Most people buy long-term care insurance directly from an insurance agent, a financial planner, or a broker. Some important points:
- States regulate which companies can sell long-term care insurance
- States regulate the products that companies can sell
- There are more than 100 companies offering long-term care insurance nationally, but 15 to 20 insurers sell most policies
- The best way to find out which insurance companies offer long-term care coverage in your state is to contact your state's Department of Insurance
State Partnership Programs
Residents of some states may be able to find long-term care coverage through a State Partnership Program that links special Partnership-qualified (PQ) long-term policies provided by private insurance companies with Medicaid. These PQ policies:
- Help people purchase shorter term, more complete long-term care insurance
- Include inflation protection, so the dollar amount of benefits you receive can be higher than the amount of insurance coverage you purchased
- All you to apply for Medicaid under modified eligibility rules if you continue to need long-term care and your policy maximum is reached
- Include a special "asset disregard" feature that allows you to keep assets like personal savings above the usual $2,000 Medicaid limit.
The following example shows how a Partnership-qualified policy works:
- John, a single man, purchases a Partnership policy with a value of $100,000.
- Some years later he receives benefits under that policy up to the policy's lifetime maximum coverage (adjusted for inflation) equaling $150,000.
- John eventually requires more long-term care services, and applies for Medicaid. If John's policy was not a Partnership-qualified policy, in order to qualify for Medicaid, he would be entitled to keep only $2,000 in assets. He would have to spend down any assets over and above this amount.
- But because John bought a Partnership-qualified policy, he can keep $152,000 in assets and the state will not recover those funds after his death. John would only have to spend down his assets over and above the $152,000 in order to be eligible for Medicaid.
Since Partnership-qualified policies must include inflation protection, the amount of the benefits you receive can be higher than the amount of insurance protection you purchased. For example, if you have a Partnership-qualified long-term care insurance policy and receive $100,000 in benefits from it, you can apply for Medicaid and, if eligible, retain $100,000 worth of assets over and above the state's Medicaid asset threshold. In most states the asset limit is $2,000 for a single person. Asset limits for married couples are often higher.
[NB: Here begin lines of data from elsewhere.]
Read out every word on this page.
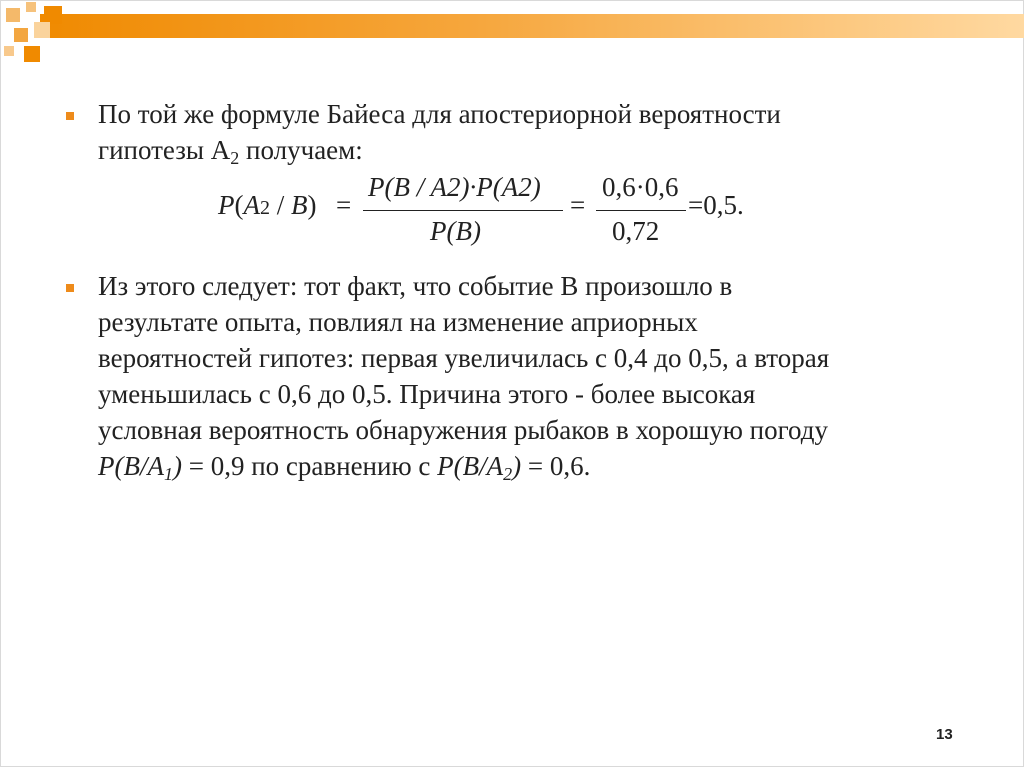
По той же формуле Байеса для апостериорной вероятности
гипотезы $А_2$ получаем:
P(A2 / B) =
P(B / A2)·P(A2)
P(B)
=
0,6·0,6
0,72
=0,5.
Из этого следует: тот факт, что событие В произошло в
результате опыта, повлиял на изменение априорных
вероятностей гипотез: первая увеличилась с 0,4 до 0,5, а вторая
уменьшилась с 0,6 до 0,5. Причина этого - более высокая
условная вероятность обнаружения рыбаков в хорошую погоду
$P(B/A_1) = 0,9$ по сравнению с $P(B/A_2) = 0,6$.
13
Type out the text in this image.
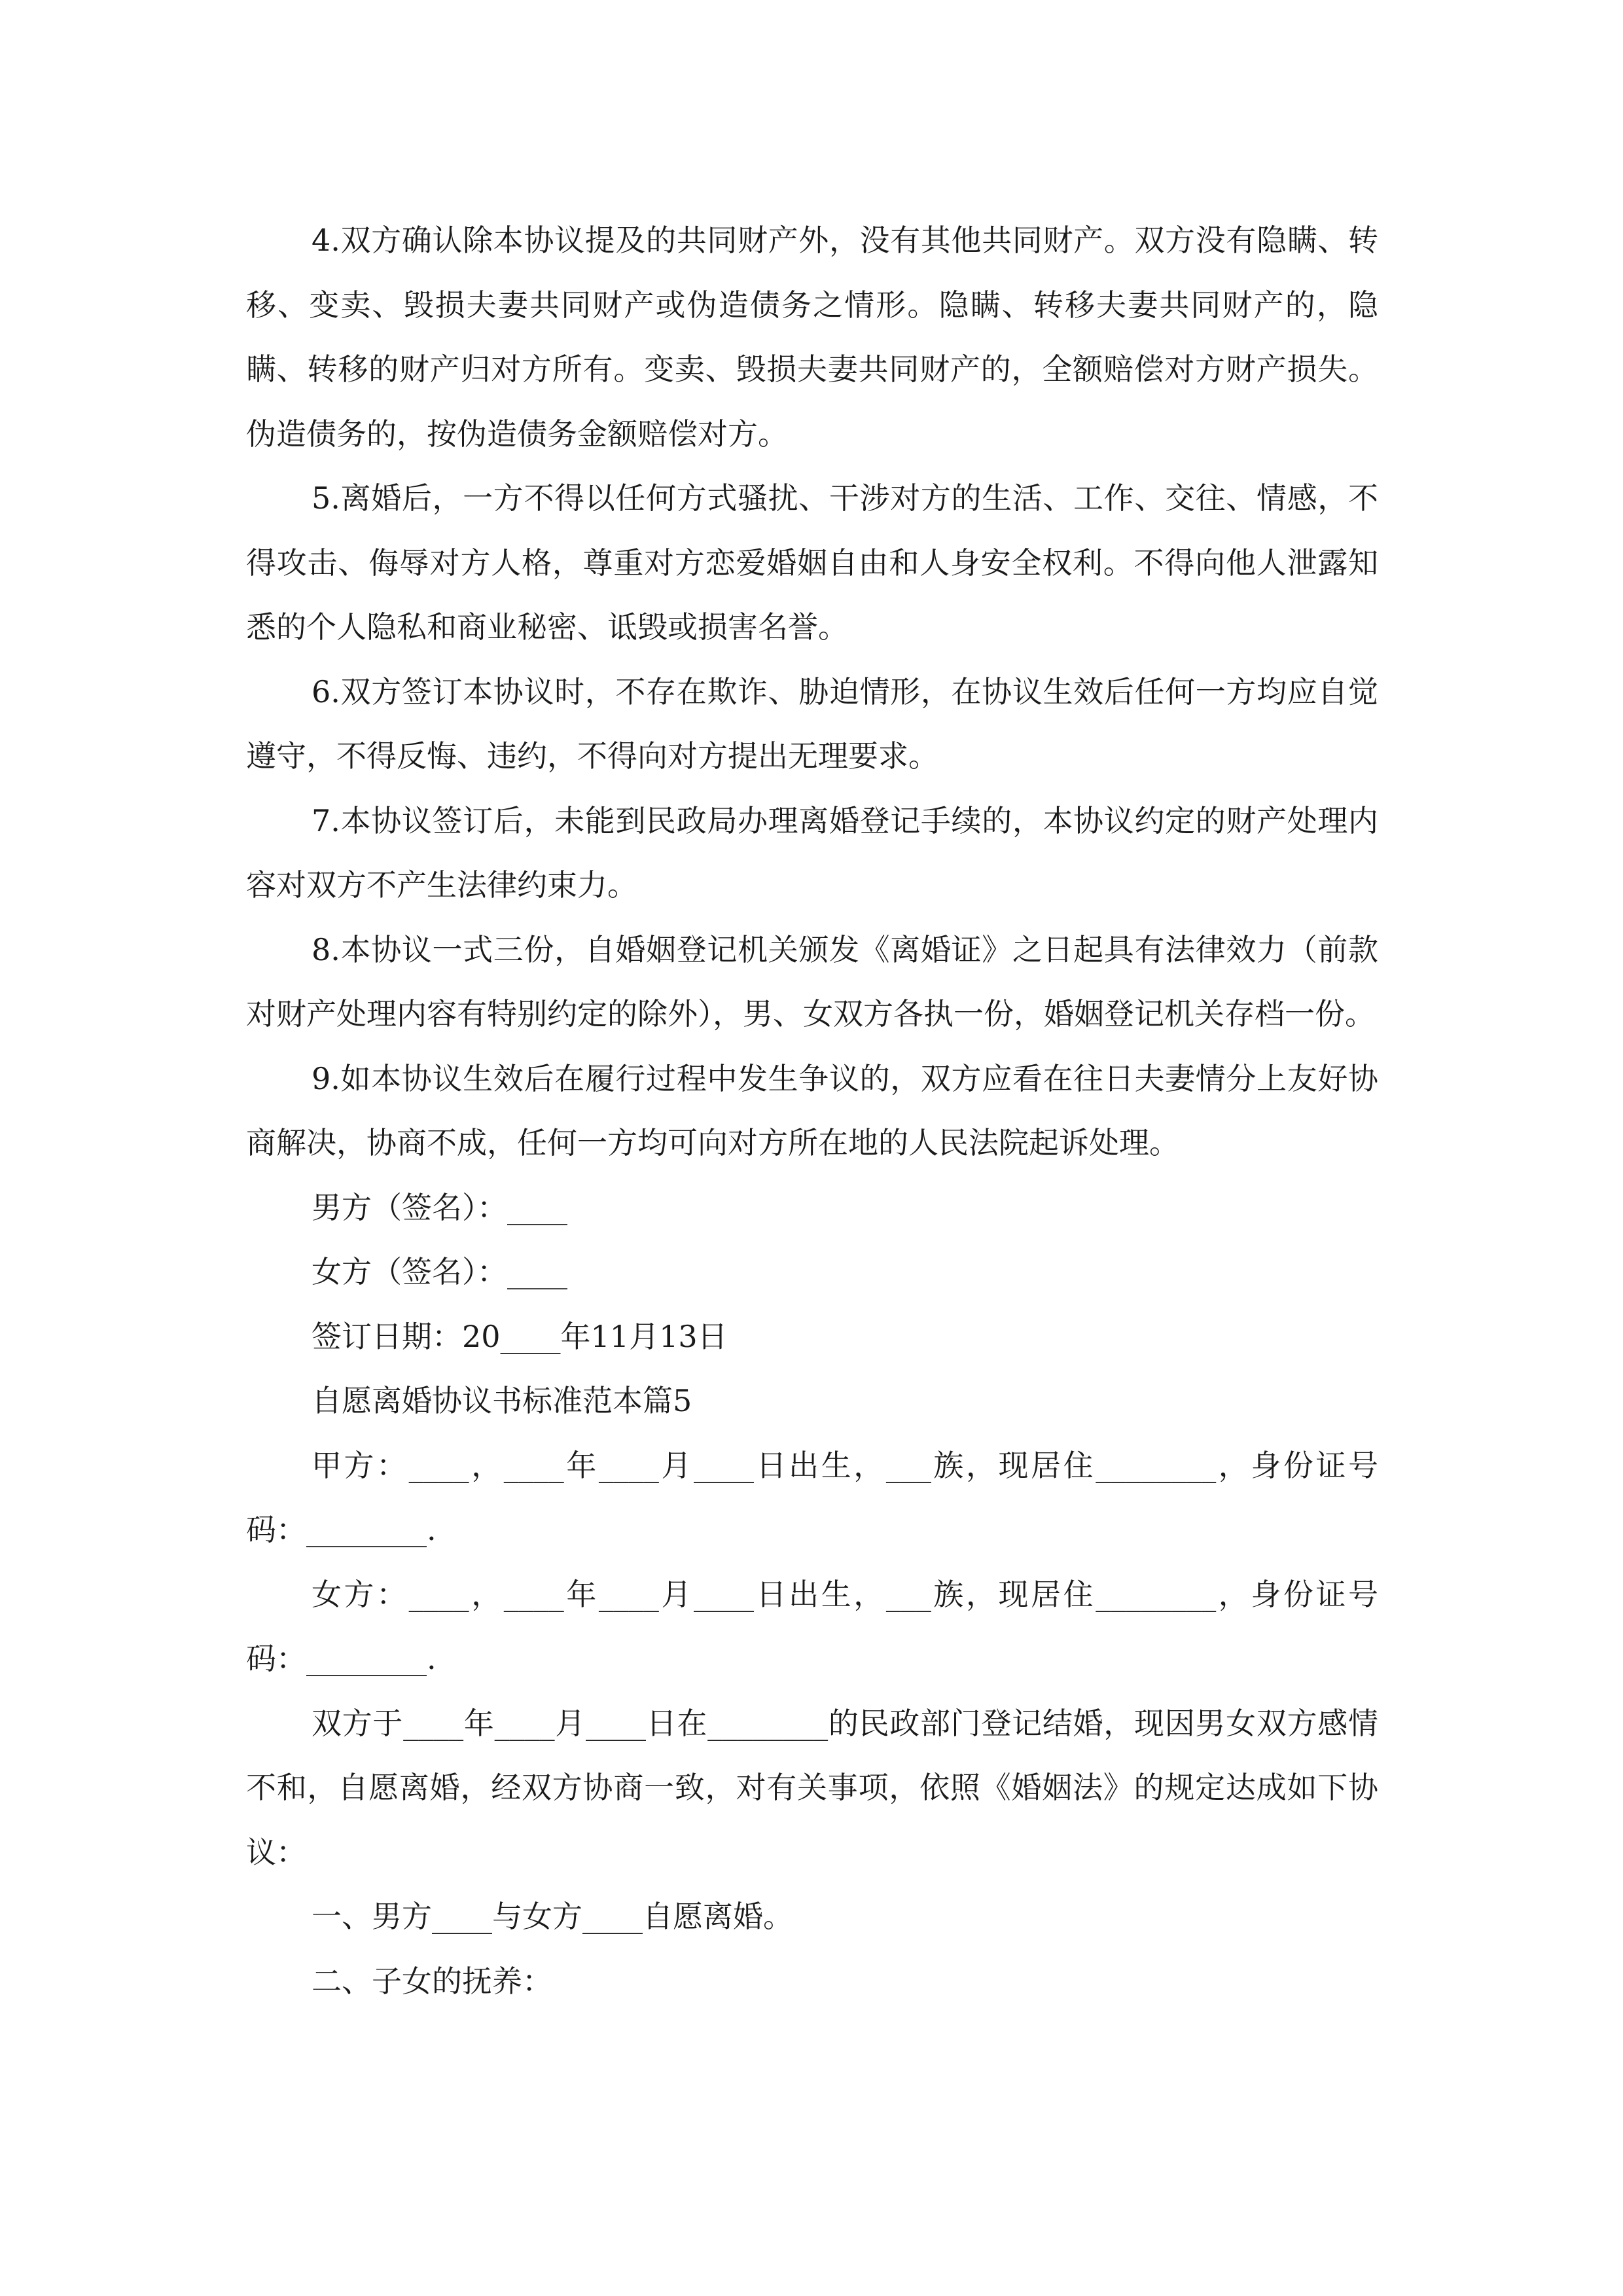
4.双方确认除本协议提及的共同财产外，没有其他共同财产。双方没有隐瞒、转移、变卖、毁损夫妻共同财产或伪造债务之情形。隐瞒、转移夫妻共同财产的，隐瞒、转移的财产归对方所有。变卖、毁损夫妻共同财产的，全额赔偿对方财产损失。伪造债务的，按伪造债务金额赔偿对方。

5.离婚后，一方不得以任何方式骚扰、干涉对方的生活、工作、交往、情感，不得攻击、侮辱对方人格，尊重对方恋爱婚姻自由和人身安全权利。不得向他人泄露知悉的个人隐私和商业秘密、诋毁或损害名誉。

6.双方签订本协议时，不存在欺诈、胁迫情形，在协议生效后任何一方均应自觉遵守，不得反悔、违约，不得向对方提出无理要求。

7.本协议签订后，未能到民政局办理离婚登记手续的，本协议约定的财产处理内容对双方不产生法律约束力。

8.本协议一式三份，自婚姻登记机关颁发《离婚证》之日起具有法律效力（前款对财产处理内容有特别约定的除外），男、女双方各执一份，婚姻登记机关存档一份。

9.如本协议生效后在履行过程中发生争议的，双方应看在往日夫妻情分上友好协商解决，协商不成，任何一方均可向对方所在地的人民法院起诉处理。

男方（签名）：____

女方（签名）：____

签订日期：20____年11月13日

自愿离婚协议书标准范本篇5

甲方：____，____年____月____日出生，___族，现居住________，身份证号码：________.

女方：____，____年____月____日出生，___族，现居住________，身份证号码：________.

双方于____年____月____日在________的民政部门登记结婚，现因男女双方感情不和，自愿离婚，经双方协商一致，对有关事项，依照《婚姻法》的规定达成如下协议：

一、男方____与女方____自愿离婚。

二、子女的抚养：
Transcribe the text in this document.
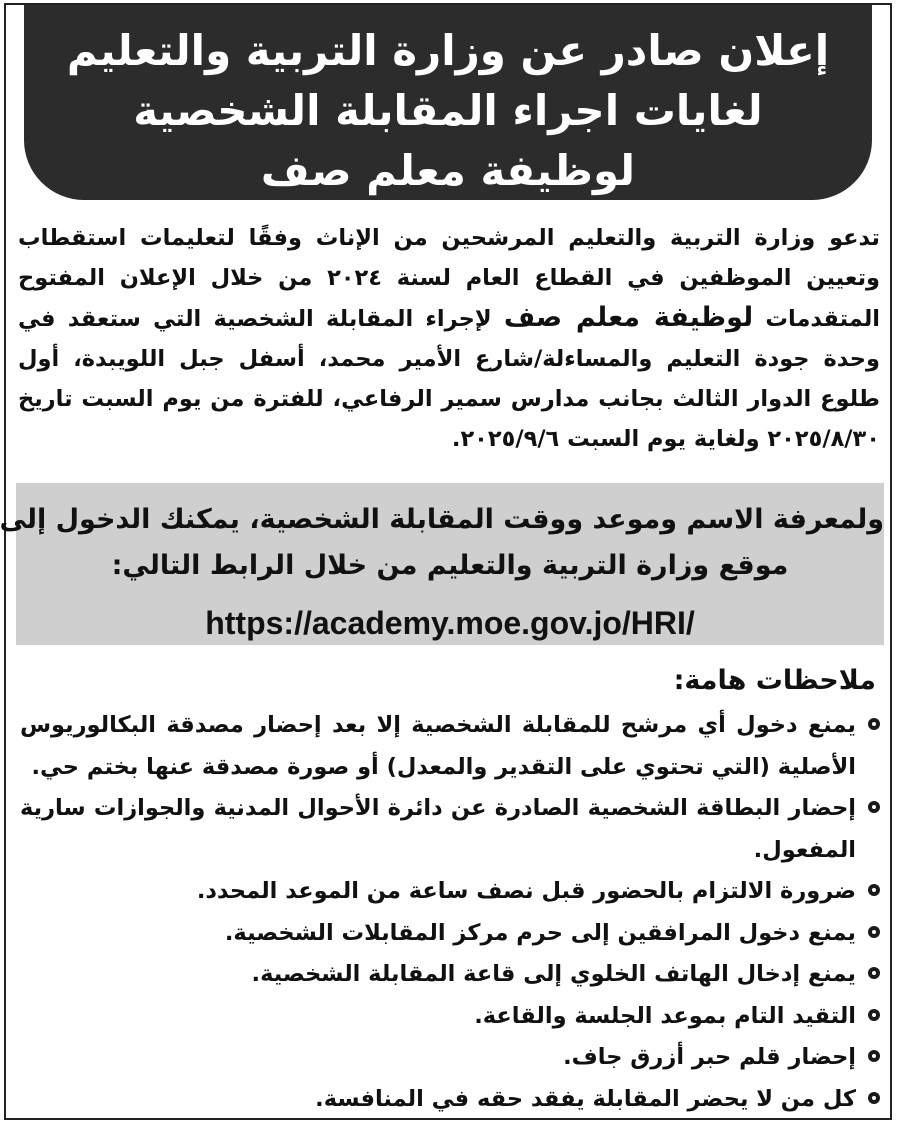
إعلان صادر عن وزارة التربية والتعليم
لغايات اجراء المقابلة الشخصية
لوظيفة معلم صف
تدعو وزارة التربية والتعليم المرشحين من الإناث وفقًا لتعليمات استقطاب وتعيين الموظفين في القطاع العام لسنة ٢٠٢٤ من خلال الإعلان المفتوح المتقدمات لوظيفة معلم صف لإجراء المقابلة الشخصية التي ستعقد في وحدة جودة التعليم والمساءلة/شارع الأمير محمد، أسفل جبل اللويبدة، أول طلوع الدوار الثالث بجانب مدارس سمير الرفاعي، للفترة من يوم السبت تاريخ ٢٠٢٥/٨/٣٠ ولغاية يوم السبت ٢٠٢٥/٩/٦.
ولمعرفة الاسم وموعد ووقت المقابلة الشخصية، يمكنك الدخول إلى
موقع وزارة التربية والتعليم من خلال الرابط التالي:
https://academy.moe.gov.jo/HRI/
ملاحظات هامة:
يمنع دخول أي مرشح للمقابلة الشخصية إلا بعد إحضار مصدقة البكالوريوس الأصلية (التي تحتوي على التقدير والمعدل) أو صورة مصدقة عنها بختم حي.
إحضار البطاقة الشخصية الصادرة عن دائرة الأحوال المدنية والجوازات سارية المفعول.
ضرورة الالتزام بالحضور قبل نصف ساعة من الموعد المحدد.
يمنع دخول المرافقين إلى حرم مركز المقابلات الشخصية.
يمنع إدخال الهاتف الخلوي إلى قاعة المقابلة الشخصية.
التقيد التام بموعد الجلسة والقاعة.
إحضار قلم حبر أزرق جاف.
كل من لا يحضر المقابلة يفقد حقه في المنافسة.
States must certify that partnership policies meet the specific requirements for their partnership program, including that those who sell partnership policies are trained and understand how these policies relate to public and private coverage options. To find out more about your state's program, including which insurance agents are selling partnership policies, or to find out if your state offers a partnership program, contact your state's Department of Insurance.
Many private and public employers, including the federal government and a growing number of state governments, offer group long-term care programs as a voluntary benefit, and generally:
- Employers do not typically contribute to the premium cost (as they do with health insurance), but they often negotiate a favorable group rate
- If you are currently employed, it may be easier to qualify for long-term care insurance through your employer than it is to purchase a policy on your own
- You should check with your benefit or pensions office to see if your employer offers long-term care insurance.
The U.S. Office of Personnel Management has additional information about the Federal Long Term Care Insurance Program for employees of the federal government.